When it comes to the derivation of Hawking radiation, surprisingly, yes. It relies on there being a quantum vacuum for some type of particle (in gravitational radiation, photons; in the analogue case, phonons), and it relies on there being a horizon (in the gravitational case this is an event horizon; in the analogue case it's an acoustic horizon). It also relies on the analogue medium producing phonons of the right form -- a form where (in the appropriate regime) the phonons have a quantum theory that acts like photons do. In particular, you have to have a medium where the phonons have a "squeezer" Hamiltonian in the vicinity of the acoustic hole, meaning that pair production will happen. The derivation of Hawking radiation from this point takes the same form in both a gravitational hole and an acoustic hole. Of course, when the conditions change, as they inevitably will, the analogy breaks down but in its regimes of validity there's no issue, and we can quantify the extent to which the analogy is holding.
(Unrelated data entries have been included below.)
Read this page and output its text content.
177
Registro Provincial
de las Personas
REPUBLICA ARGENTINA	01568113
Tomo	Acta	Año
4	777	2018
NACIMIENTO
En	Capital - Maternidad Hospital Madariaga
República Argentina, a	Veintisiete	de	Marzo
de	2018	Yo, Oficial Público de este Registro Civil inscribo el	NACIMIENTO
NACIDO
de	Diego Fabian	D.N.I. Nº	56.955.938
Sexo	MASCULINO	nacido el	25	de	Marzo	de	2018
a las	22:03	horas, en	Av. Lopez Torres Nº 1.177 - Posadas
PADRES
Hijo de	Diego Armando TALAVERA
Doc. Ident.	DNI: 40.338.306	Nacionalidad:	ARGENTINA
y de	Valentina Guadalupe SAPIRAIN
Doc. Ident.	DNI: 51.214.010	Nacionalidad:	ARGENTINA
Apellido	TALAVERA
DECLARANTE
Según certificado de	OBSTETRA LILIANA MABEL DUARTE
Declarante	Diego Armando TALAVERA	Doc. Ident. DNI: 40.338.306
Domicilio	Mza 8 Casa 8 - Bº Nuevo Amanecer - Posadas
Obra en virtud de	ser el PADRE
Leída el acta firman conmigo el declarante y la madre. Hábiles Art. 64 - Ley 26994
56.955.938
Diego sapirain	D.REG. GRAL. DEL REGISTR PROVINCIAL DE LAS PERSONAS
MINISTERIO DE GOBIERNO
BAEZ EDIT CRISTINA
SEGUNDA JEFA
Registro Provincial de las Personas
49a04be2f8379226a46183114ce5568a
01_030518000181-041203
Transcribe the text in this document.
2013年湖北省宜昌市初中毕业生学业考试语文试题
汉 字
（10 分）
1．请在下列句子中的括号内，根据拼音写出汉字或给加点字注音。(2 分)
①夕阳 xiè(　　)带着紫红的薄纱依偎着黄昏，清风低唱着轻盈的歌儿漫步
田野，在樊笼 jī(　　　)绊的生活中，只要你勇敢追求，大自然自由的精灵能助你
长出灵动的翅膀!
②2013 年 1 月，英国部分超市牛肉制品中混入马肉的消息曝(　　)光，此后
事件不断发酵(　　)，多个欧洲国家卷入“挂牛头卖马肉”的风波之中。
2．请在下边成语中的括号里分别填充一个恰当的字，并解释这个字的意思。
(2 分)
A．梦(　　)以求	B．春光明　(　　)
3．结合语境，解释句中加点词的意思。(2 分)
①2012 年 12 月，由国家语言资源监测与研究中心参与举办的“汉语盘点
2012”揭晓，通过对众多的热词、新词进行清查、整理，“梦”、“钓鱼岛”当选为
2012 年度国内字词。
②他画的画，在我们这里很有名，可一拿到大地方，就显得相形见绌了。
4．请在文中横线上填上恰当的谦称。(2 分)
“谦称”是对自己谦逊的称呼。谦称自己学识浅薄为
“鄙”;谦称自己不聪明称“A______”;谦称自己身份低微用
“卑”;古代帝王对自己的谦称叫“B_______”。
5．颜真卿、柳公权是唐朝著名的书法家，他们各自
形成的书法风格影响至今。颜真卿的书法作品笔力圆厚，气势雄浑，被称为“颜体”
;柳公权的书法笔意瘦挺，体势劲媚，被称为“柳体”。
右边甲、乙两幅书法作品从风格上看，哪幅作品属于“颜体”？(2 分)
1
One thing is off in your explanation: it is not anti-matter that falls into the black hole. Anti-matter still has positive net energy (âoeweightâ), so throwing antimatter into a black hole will make it more massive, not less massive. The actual idea is that a of a negative-energy particle (the total energy of the virtual pair is zero, so if one particle becomes real, with positive energy, the other had to have negative net energy) falling in, *not* a matter anti-particle (like a positron). Quoth wikipedia:
Antiparticles should not be confused with virtual particles or virtual antiparticles.
The equilibrium is not maintained because if a virtual particle outside the event horizon becomes real, it will always end up having positive net energy: real negative-energy particles do not exist.
I think "vacuum" in the article means the Bose-Einstein condensate with no phonons, which is the analog to the true vacuum and not actually a vacuum.